Umso erstaunlicher, wie verkrampft Flickr doch im Umgang mit ihren Nutzerfotos ist. Die nämlich werden schlicht nicht mehr angezeigt, wenn sie die Einstufung “restricted” erhalten haben. Selbst dann nicht, wenn Nutzer ihre eigenen Fotos suchen wollen. Die Flickr-Suche wird nämlich als “sichere Suche” bezeichnet, wobei sicher ist, das Flickr bestimmt, was gefunden wird und dafür Filter einsetzt. Zumindest in den Ländern Deutschland, Hongkong, Singapur und Korea. Begründung ist der Jugendschutz in den jeweiligen Ländern. Der deutsche Jugendschutz jedoch wiegelt bereits ab und bezeichnet die Flickr-Zensur als unnötig, siehe Spiegel Artikel.

Wie sehr daran festgehalten wird, zeigt die Reaktion von Yahoo auf eine Pressemeldung der Web 2.0 basierenden Fotocommunity Picolodia.com. Die haben auf beispielsweise OpenPR behauptet Flickr würde auch “moderate” eingestufte Bilder sperren. Das war tatsächlich bis vor knapp einer Woche so. Was wiederum einige Blogger dazu veranlasste ihre Nutzerkonten zu löschen, bzw. offen darüber nachzudenken, wie beispielsweise Nico Zorn in seinem Marketing-Blog. Andere Blogger sammelten gleich Alternativen und stellten eine Liste von Fotoportalen online. Eine dieser Listen findet man z.B. im Blog von Don Dahlmann in der Picolodia.com zu Recht gut abschnitt.

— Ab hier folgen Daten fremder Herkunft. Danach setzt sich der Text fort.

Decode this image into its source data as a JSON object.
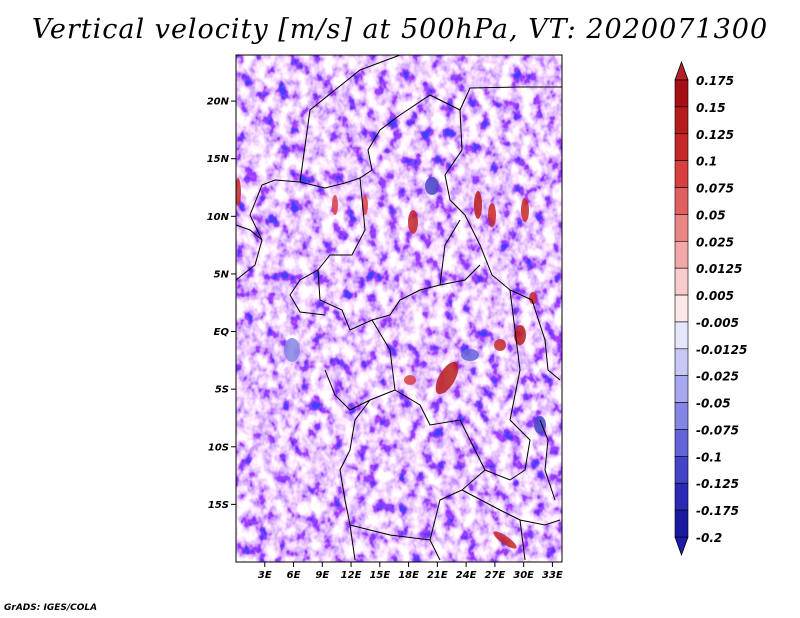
{
  "title": "Vertical velocity [m/s] at 500hPa, VT: 2020071300",
  "footer": "GrADS: IGES/COLA",
  "map": {
    "variable": "Vertical velocity",
    "units": "m/s",
    "level": "500hPa",
    "valid_time": "2020071300",
    "lon_range": [
      0,
      34
    ],
    "lat_range": [
      -20,
      24
    ],
    "lat_ticks": [
      {
        "value": 20,
        "label": "20N"
      },
      {
        "value": 15,
        "label": "15N"
      },
      {
        "value": 10,
        "label": "10N"
      },
      {
        "value": 5,
        "label": "5N"
      },
      {
        "value": 0,
        "label": "EQ"
      },
      {
        "value": -5,
        "label": "5S"
      },
      {
        "value": -10,
        "label": "10S"
      },
      {
        "value": -15,
        "label": "15S"
      }
    ],
    "lon_ticks": [
      {
        "value": 3,
        "label": "3E"
      },
      {
        "value": 6,
        "label": "6E"
      },
      {
        "value": 9,
        "label": "9E"
      },
      {
        "value": 12,
        "label": "12E"
      },
      {
        "value": 15,
        "label": "15E"
      },
      {
        "value": 18,
        "label": "18E"
      },
      {
        "value": 21,
        "label": "21E"
      },
      {
        "value": 24,
        "label": "24E"
      },
      {
        "value": 27,
        "label": "27E"
      },
      {
        "value": 30,
        "label": "30E"
      },
      {
        "value": 33,
        "label": "33E"
      }
    ]
  },
  "colorbar": {
    "levels": [
      {
        "label": "0.175",
        "color": "#a50f15"
      },
      {
        "label": "0.15",
        "color": "#b71c1c"
      },
      {
        "label": "0.125",
        "color": "#c62828"
      },
      {
        "label": "0.1",
        "color": "#d84040"
      },
      {
        "label": "0.075",
        "color": "#e06060"
      },
      {
        "label": "0.05",
        "color": "#e98585"
      },
      {
        "label": "0.025",
        "color": "#f2a8a8"
      },
      {
        "label": "0.0125",
        "color": "#f8cccc"
      },
      {
        "label": "0.005",
        "color": "#fde8e8"
      },
      {
        "label": "-0.005",
        "color": "#ffffff"
      },
      {
        "label": "-0.0125",
        "color": "#e6e6fb"
      },
      {
        "label": "-0.025",
        "color": "#c8c8f6"
      },
      {
        "label": "-0.05",
        "color": "#a8a8f0"
      },
      {
        "label": "-0.075",
        "color": "#8585e6"
      },
      {
        "label": "-0.1",
        "color": "#6464d8"
      },
      {
        "label": "-0.125",
        "color": "#4444c8"
      },
      {
        "label": "-0.175",
        "color": "#2a2ab5"
      },
      {
        "label": "-0.2",
        "color": "#1a1aa0"
      }
    ],
    "top_color": "#b5202a",
    "bottom_color": "#1c1ca8"
  }
}
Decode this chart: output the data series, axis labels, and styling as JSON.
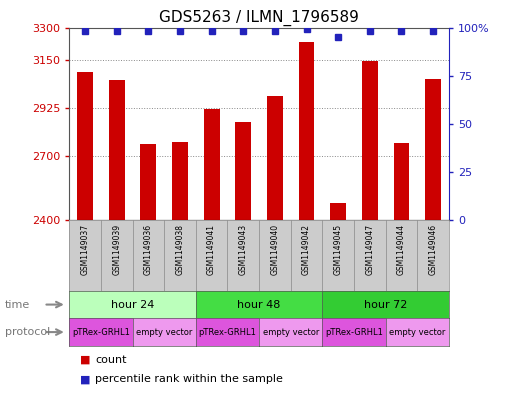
{
  "title": "GDS5263 / ILMN_1796589",
  "samples": [
    "GSM1149037",
    "GSM1149039",
    "GSM1149036",
    "GSM1149038",
    "GSM1149041",
    "GSM1149043",
    "GSM1149040",
    "GSM1149042",
    "GSM1149045",
    "GSM1149047",
    "GSM1149044",
    "GSM1149046"
  ],
  "counts": [
    3090,
    3055,
    2755,
    2765,
    2920,
    2860,
    2980,
    3230,
    2480,
    3145,
    2760,
    3060
  ],
  "percentile_ranks": [
    98,
    98,
    98,
    98,
    98,
    98,
    98,
    99,
    95,
    98,
    98,
    98
  ],
  "ylim_left": [
    2400,
    3300
  ],
  "ylim_right": [
    0,
    100
  ],
  "yticks_left": [
    2400,
    2700,
    2925,
    3150,
    3300
  ],
  "ytick_labels_left": [
    "2400",
    "2700",
    "2925",
    "3150",
    "3300"
  ],
  "yticks_right": [
    0,
    25,
    50,
    75,
    100
  ],
  "ytick_labels_right": [
    "0",
    "25",
    "50",
    "75",
    "100%"
  ],
  "bar_color": "#cc0000",
  "dot_color": "#2222bb",
  "sample_box_color": "#cccccc",
  "sample_box_edge": "#888888",
  "time_groups": [
    {
      "label": "hour 24",
      "start": 0,
      "end": 4,
      "color": "#bbffbb"
    },
    {
      "label": "hour 48",
      "start": 4,
      "end": 8,
      "color": "#44dd44"
    },
    {
      "label": "hour 72",
      "start": 8,
      "end": 12,
      "color": "#33cc33"
    }
  ],
  "protocol_groups": [
    {
      "label": "pTRex-GRHL1",
      "start": 0,
      "end": 2,
      "color": "#dd55dd"
    },
    {
      "label": "empty vector",
      "start": 2,
      "end": 4,
      "color": "#ee99ee"
    },
    {
      "label": "pTRex-GRHL1",
      "start": 4,
      "end": 6,
      "color": "#dd55dd"
    },
    {
      "label": "empty vector",
      "start": 6,
      "end": 8,
      "color": "#ee99ee"
    },
    {
      "label": "pTRex-GRHL1",
      "start": 8,
      "end": 10,
      "color": "#dd55dd"
    },
    {
      "label": "empty vector",
      "start": 10,
      "end": 12,
      "color": "#ee99ee"
    }
  ],
  "legend_count_color": "#cc0000",
  "legend_dot_color": "#2222bb",
  "background_color": "#ffffff",
  "grid_color": "#888888",
  "title_fontsize": 11,
  "axis_label_color_left": "#cc0000",
  "axis_label_color_right": "#2222bb",
  "label_color_time": "#777777",
  "label_color_protocol": "#777777"
}
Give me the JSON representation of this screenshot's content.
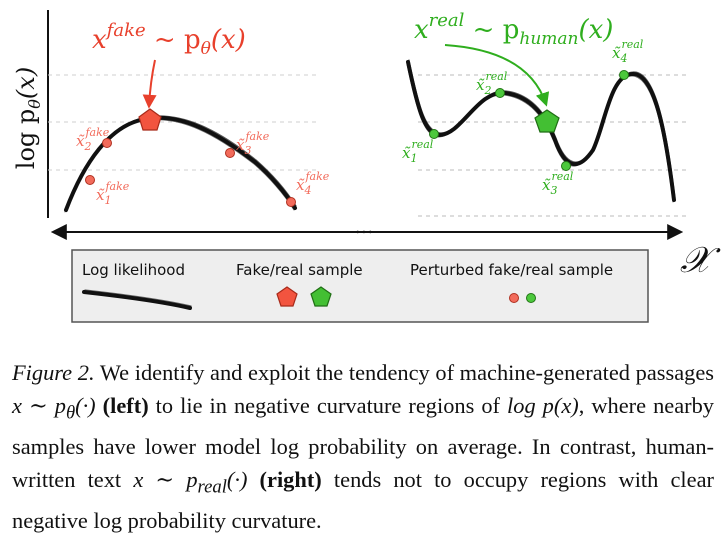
{
  "figure": {
    "y_axis_label": "log p",
    "y_axis_sub": "θ",
    "y_axis_arg": "(x)",
    "x_axis_symbol": "𝒳",
    "ellipsis": "...",
    "left_panel": {
      "label_main": "x",
      "label_sup": "fake",
      "label_rest": " ~ p",
      "label_sub": "θ",
      "label_arg": "(x)",
      "points": [
        {
          "base": "x̃",
          "sub": "1",
          "sup": "fake"
        },
        {
          "base": "x̃",
          "sub": "2",
          "sup": "fake"
        },
        {
          "base": "x̃",
          "sub": "3",
          "sup": "fake"
        },
        {
          "base": "x̃",
          "sub": "4",
          "sup": "fake"
        }
      ]
    },
    "right_panel": {
      "label_main": "x",
      "label_sup": "real",
      "label_rest": " ~ p",
      "label_sub": "human",
      "label_arg": "(x)",
      "points": [
        {
          "base": "x̃",
          "sub": "1",
          "sup": "real"
        },
        {
          "base": "x̃",
          "sub": "2",
          "sup": "real"
        },
        {
          "base": "x̃",
          "sub": "3",
          "sup": "real"
        },
        {
          "base": "x̃",
          "sub": "4",
          "sup": "real"
        }
      ]
    },
    "legend": {
      "log_likelihood": "Log likelihood",
      "sample": "Fake/real sample",
      "perturbed": "Perturbed fake/real sample"
    },
    "colors": {
      "fake": "#f26b5b",
      "fake_stroke": "#c0392b",
      "real": "#4cc83c",
      "real_stroke": "#2a8a1f",
      "legend_bg": "#eeeeee"
    }
  },
  "caption": {
    "label": "Figure 2.",
    "t1": " We identify and exploit the tendency of machine-generated passages ",
    "m1": "x ∼ p",
    "m1sub": "θ",
    "m1b": "(·)",
    "b1": " (left)",
    "t2": " to lie in negative curvature regions of ",
    "m2": "log p(x)",
    "t3": ", where nearby samples have lower model log probability on average.  In contrast, human-written text ",
    "m3": "x ∼ p",
    "m3sub": "real",
    "m3b": "(·)",
    "b2": " (right)",
    "t4": " tends not to occupy regions with clear negative log probability curvature."
  }
}
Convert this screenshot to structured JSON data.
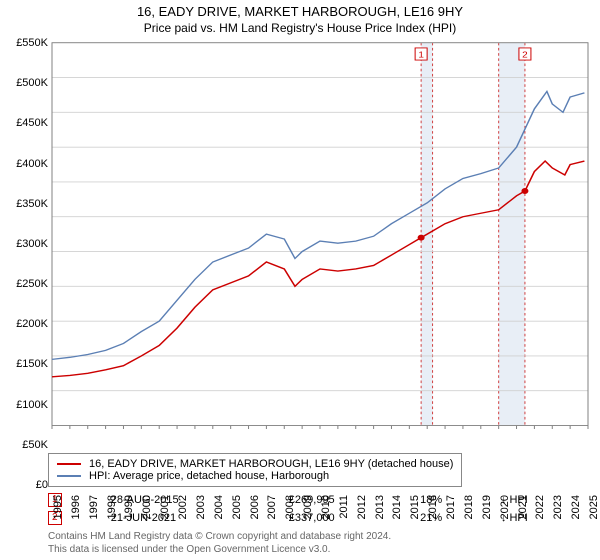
{
  "title": "16, EADY DRIVE, MARKET HARBOROUGH, LE16 9HY",
  "subtitle": "Price paid vs. HM Land Registry's House Price Index (HPI)",
  "chart": {
    "type": "line",
    "background_color": "#ffffff",
    "gridline_color": "#d0d0d0",
    "axis_color": "#808080",
    "axis_font_size": 11,
    "y": {
      "min": 0,
      "max": 550,
      "step": 50,
      "labels": [
        "£0",
        "£50K",
        "£100K",
        "£150K",
        "£200K",
        "£250K",
        "£300K",
        "£350K",
        "£400K",
        "£450K",
        "£500K",
        "£550K"
      ]
    },
    "x": {
      "min": 1995,
      "max": 2025,
      "step": 1,
      "labels": [
        "1995",
        "1996",
        "1997",
        "1998",
        "1999",
        "2000",
        "2001",
        "2002",
        "2003",
        "2004",
        "2005",
        "2006",
        "2007",
        "2008",
        "2009",
        "2010",
        "2011",
        "2012",
        "2013",
        "2014",
        "2015",
        "2016",
        "2017",
        "2018",
        "2019",
        "2020",
        "2021",
        "2022",
        "2023",
        "2024",
        "2025"
      ]
    },
    "shaded_bands": [
      {
        "x_from": 2015.66,
        "x_to": 2016.3,
        "fill": "#e8eef6"
      },
      {
        "x_from": 2020.0,
        "x_to": 2021.47,
        "fill": "#e8eef6"
      }
    ],
    "shaded_band_dash_color": "#d04040",
    "series": [
      {
        "id": "price_paid",
        "label": "16, EADY DRIVE, MARKET HARBOROUGH, LE16 9HY (detached house)",
        "color": "#cc0000",
        "line_width": 1.6,
        "points": [
          [
            1995,
            70
          ],
          [
            1996,
            72
          ],
          [
            1997,
            75
          ],
          [
            1998,
            80
          ],
          [
            1999,
            86
          ],
          [
            2000,
            100
          ],
          [
            2001,
            115
          ],
          [
            2002,
            140
          ],
          [
            2003,
            170
          ],
          [
            2004,
            195
          ],
          [
            2005,
            205
          ],
          [
            2006,
            215
          ],
          [
            2007,
            235
          ],
          [
            2008,
            225
          ],
          [
            2008.6,
            200
          ],
          [
            2009,
            210
          ],
          [
            2010,
            225
          ],
          [
            2011,
            222
          ],
          [
            2012,
            225
          ],
          [
            2013,
            230
          ],
          [
            2014,
            245
          ],
          [
            2015,
            260
          ],
          [
            2015.66,
            269.995
          ],
          [
            2016,
            275
          ],
          [
            2017,
            290
          ],
          [
            2018,
            300
          ],
          [
            2019,
            305
          ],
          [
            2020,
            310
          ],
          [
            2021,
            330
          ],
          [
            2021.47,
            337
          ],
          [
            2022,
            365
          ],
          [
            2022.6,
            380
          ],
          [
            2023,
            370
          ],
          [
            2023.7,
            360
          ],
          [
            2024,
            375
          ],
          [
            2024.8,
            380
          ]
        ]
      },
      {
        "id": "hpi",
        "label": "HPI: Average price, detached house, Harborough",
        "color": "#5b7fb4",
        "line_width": 1.5,
        "points": [
          [
            1995,
            95
          ],
          [
            1996,
            98
          ],
          [
            1997,
            102
          ],
          [
            1998,
            108
          ],
          [
            1999,
            118
          ],
          [
            2000,
            135
          ],
          [
            2001,
            150
          ],
          [
            2002,
            180
          ],
          [
            2003,
            210
          ],
          [
            2004,
            235
          ],
          [
            2005,
            245
          ],
          [
            2006,
            255
          ],
          [
            2007,
            275
          ],
          [
            2008,
            268
          ],
          [
            2008.6,
            240
          ],
          [
            2009,
            250
          ],
          [
            2010,
            265
          ],
          [
            2011,
            262
          ],
          [
            2012,
            265
          ],
          [
            2013,
            272
          ],
          [
            2014,
            290
          ],
          [
            2015,
            305
          ],
          [
            2016,
            320
          ],
          [
            2017,
            340
          ],
          [
            2018,
            355
          ],
          [
            2019,
            362
          ],
          [
            2020,
            370
          ],
          [
            2021,
            400
          ],
          [
            2022,
            455
          ],
          [
            2022.7,
            480
          ],
          [
            2023,
            462
          ],
          [
            2023.6,
            450
          ],
          [
            2024,
            472
          ],
          [
            2024.8,
            478
          ]
        ]
      }
    ],
    "marker_points": [
      {
        "n": "1",
        "x": 2015.66,
        "y": 269.995,
        "color": "#cc0000"
      },
      {
        "n": "2",
        "x": 2021.47,
        "y": 337,
        "color": "#cc0000"
      }
    ]
  },
  "legend": {
    "series": [
      "price_paid",
      "hpi"
    ]
  },
  "markers_table": {
    "heading_hpi_symbol": "↓ HPI",
    "rows": [
      {
        "n": "1",
        "date": "28-AUG-2015",
        "price": "£269,995",
        "delta": "18%",
        "rel": "↓ HPI"
      },
      {
        "n": "2",
        "date": "21-JUN-2021",
        "price": "£337,000",
        "delta": "21%",
        "rel": "↓ HPI"
      }
    ]
  },
  "fineprint": {
    "line1": "Contains HM Land Registry data © Crown copyright and database right 2024.",
    "line2": "This data is licensed under the Open Government Licence v3.0."
  }
}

Selbstverständlich haben die Betreiber von Picolodia.com eine Richtigstellung herausgegeben.

Eine Fotocommunity kann nämlich funktionieren auch ohne Zensur, wenn man die Nutzer einfach selber in der Gemeinschaft bestimmen lässt, welche ihrer Bilder anderen gezeigt werden sollen und welche nicht. Das ist auf Picolodia.com gewollt und funktioniert durch Galerien, die angelegt werden können und in denen einzelne Bilder gezielt gesperrt werden können. Was dann öffentlich zu sehen ist, muss sich jeder Zeit den Bewertungen anderer Nutzer stellen und läuft so Gefahr durch ein Urteil der Community gesperrt zu werden. Das ist der Web 2.0-Gedanke, den die Betreiber von Picolodia.com einfach nur so umsetzen, wie es sein soll: konsequent.